秀兰没有工作,家里的开销大,我那点工资捉襟见肘。

牛德华拍着我的肩膀说,发什么呆啊。

“对不起!撞着你了。”我醒过来,嗫嚅着说。

“没事。”牛德华朝厕所走去。

办公室里,领桌一个新来的同事悄声对我说,听说今年评高级职称我们学校分了三个名额,你的工龄那么长,努力争取一下。

我问他是怎么知道的,他笑了笑说是别人那里听来的。

一所学校里,校长掌握着评职称的生杀大权。

我与牛德华不仅是高中同班同学,在教育学院时也是同系同班同宿舍,在六年的学习生活中俩人结下深厚的兄弟感情。

毕业后,他分到这所中学任教,而我却去了一所极其偏远的山里小学。同出一门,境况却如此天壤之别,我感到命运很不公平,开始怨天尤人。

后来,追求同一个女老师我输给他,我对他产生了怨恨。再后来,这所中学缺语文老师,我是老牌大学生,又是学中文的,教育局就把我调了进来。我到这里报道的那天,牛德华恰好被任命为校长,成了我顶头上司。

从此,我心里憋的气更大也越看他不顺眼。

一次全校教职工大会,他说有个别教师来学校上班时服装不整洁,裤管一边高一边低,衣扣东歪西扭,穿双破拖鞋,两手污不溜秋的,哪还有教师的样子?这简直就是一个活活脱脱的农民样!这有损我们教师队伍的形象……

所有的老师都看着我。

当时一股血液涌上我的脑袋,站起来打断他的话,姓牛的,用不着这样拐弯抹角批评人,农民又咋的啦?你生来难道就是吃国家饭的?忘祖忘宗的王八蛋!

所有知道内情的教师捂住嘴巴吃吃地笑。

牛德华跑下主席台,脸发青,脖子上的两根筋鼓得老粗,用手指着我气得说不出话。

我用目光挑衅他。

忽然,我的鼻子受到重重的一击,顿时感觉到一阵刺心的疼痛。牛德华已被怒火冲昏了头脑,需要以拳头来清醒。

我回手还击,两人纠缠在一起。

我和牛德华被老师们扯开。

牛德华的右眼肿得老高,原本就小的眼睛几乎不见了,满脸被鲜血涂成大花脸,上门牙掉了一颗。

他变成了猪德华。

正在我胡思乱想之际,牛德华上完厕所又拐进我们办公室,走到我身边,神秘地说,准备着点,今晚或是明晚你可得请客。
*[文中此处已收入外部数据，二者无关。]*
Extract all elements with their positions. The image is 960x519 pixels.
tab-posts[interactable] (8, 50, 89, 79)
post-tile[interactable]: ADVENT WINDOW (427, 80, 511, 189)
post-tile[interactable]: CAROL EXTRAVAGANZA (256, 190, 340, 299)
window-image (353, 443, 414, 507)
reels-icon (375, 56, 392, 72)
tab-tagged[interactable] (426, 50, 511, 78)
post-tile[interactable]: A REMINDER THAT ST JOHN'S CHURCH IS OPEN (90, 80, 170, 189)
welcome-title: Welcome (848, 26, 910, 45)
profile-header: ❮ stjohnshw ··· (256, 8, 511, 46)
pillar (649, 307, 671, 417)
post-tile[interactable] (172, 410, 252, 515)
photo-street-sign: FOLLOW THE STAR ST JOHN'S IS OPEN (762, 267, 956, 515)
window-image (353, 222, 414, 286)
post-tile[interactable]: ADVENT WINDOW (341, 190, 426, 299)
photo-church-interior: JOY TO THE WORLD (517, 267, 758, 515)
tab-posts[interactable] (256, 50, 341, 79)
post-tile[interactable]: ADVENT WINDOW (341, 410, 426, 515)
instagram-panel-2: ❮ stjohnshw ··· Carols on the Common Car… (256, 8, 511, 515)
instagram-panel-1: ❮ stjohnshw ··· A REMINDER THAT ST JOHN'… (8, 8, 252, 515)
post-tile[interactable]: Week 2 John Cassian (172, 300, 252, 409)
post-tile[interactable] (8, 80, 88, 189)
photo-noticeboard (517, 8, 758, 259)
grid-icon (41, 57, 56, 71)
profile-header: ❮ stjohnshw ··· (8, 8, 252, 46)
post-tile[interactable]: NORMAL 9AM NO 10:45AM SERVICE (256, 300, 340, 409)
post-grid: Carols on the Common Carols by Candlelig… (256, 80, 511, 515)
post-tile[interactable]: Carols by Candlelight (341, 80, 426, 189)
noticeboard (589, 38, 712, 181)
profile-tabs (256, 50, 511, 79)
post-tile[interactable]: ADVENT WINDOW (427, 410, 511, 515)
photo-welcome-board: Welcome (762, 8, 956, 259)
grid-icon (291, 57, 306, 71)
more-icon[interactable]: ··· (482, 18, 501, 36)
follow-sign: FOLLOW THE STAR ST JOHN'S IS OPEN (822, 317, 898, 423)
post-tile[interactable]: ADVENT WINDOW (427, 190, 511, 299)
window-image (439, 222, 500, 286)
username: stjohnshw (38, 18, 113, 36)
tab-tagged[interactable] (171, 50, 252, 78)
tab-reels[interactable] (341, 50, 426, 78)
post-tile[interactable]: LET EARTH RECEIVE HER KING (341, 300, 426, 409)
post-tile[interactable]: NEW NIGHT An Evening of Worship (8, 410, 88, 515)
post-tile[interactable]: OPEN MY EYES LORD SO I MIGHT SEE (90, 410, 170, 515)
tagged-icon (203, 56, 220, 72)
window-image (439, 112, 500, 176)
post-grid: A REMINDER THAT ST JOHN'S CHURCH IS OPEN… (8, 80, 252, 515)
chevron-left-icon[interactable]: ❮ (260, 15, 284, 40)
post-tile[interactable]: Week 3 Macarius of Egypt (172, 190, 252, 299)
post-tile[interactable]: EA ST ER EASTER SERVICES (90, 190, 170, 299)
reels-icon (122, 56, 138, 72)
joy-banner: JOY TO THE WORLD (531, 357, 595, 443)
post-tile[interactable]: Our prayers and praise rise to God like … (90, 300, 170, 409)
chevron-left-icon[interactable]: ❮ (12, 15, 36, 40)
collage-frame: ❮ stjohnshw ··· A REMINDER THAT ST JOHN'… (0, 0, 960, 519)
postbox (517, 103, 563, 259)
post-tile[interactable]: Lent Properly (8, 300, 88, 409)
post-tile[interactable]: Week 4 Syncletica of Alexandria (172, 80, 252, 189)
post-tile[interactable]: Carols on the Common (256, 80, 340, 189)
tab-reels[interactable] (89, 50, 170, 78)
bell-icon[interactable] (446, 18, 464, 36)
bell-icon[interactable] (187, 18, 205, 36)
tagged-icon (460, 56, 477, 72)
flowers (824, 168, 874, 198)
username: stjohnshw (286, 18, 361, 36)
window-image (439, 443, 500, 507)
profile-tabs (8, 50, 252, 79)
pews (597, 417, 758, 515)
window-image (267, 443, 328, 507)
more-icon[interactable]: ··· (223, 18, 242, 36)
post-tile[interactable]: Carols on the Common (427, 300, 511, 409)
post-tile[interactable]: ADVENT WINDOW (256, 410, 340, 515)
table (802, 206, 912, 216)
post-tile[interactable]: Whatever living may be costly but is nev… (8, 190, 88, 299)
”

他妈的,还没到评职称就想敲竹杠,看来这个野崽是拿惯了手,吃惯了嘴。我本想大骂一句“你去死吧”,但转念一想,没必要。

一天稀里糊涂过去,傍晚下班回家,放学归来的儿子扑在我怀里撒娇,说明天是妈妈的生日,他最喜欢吃鸭腿,要我明晚下班时买只鸭子回来。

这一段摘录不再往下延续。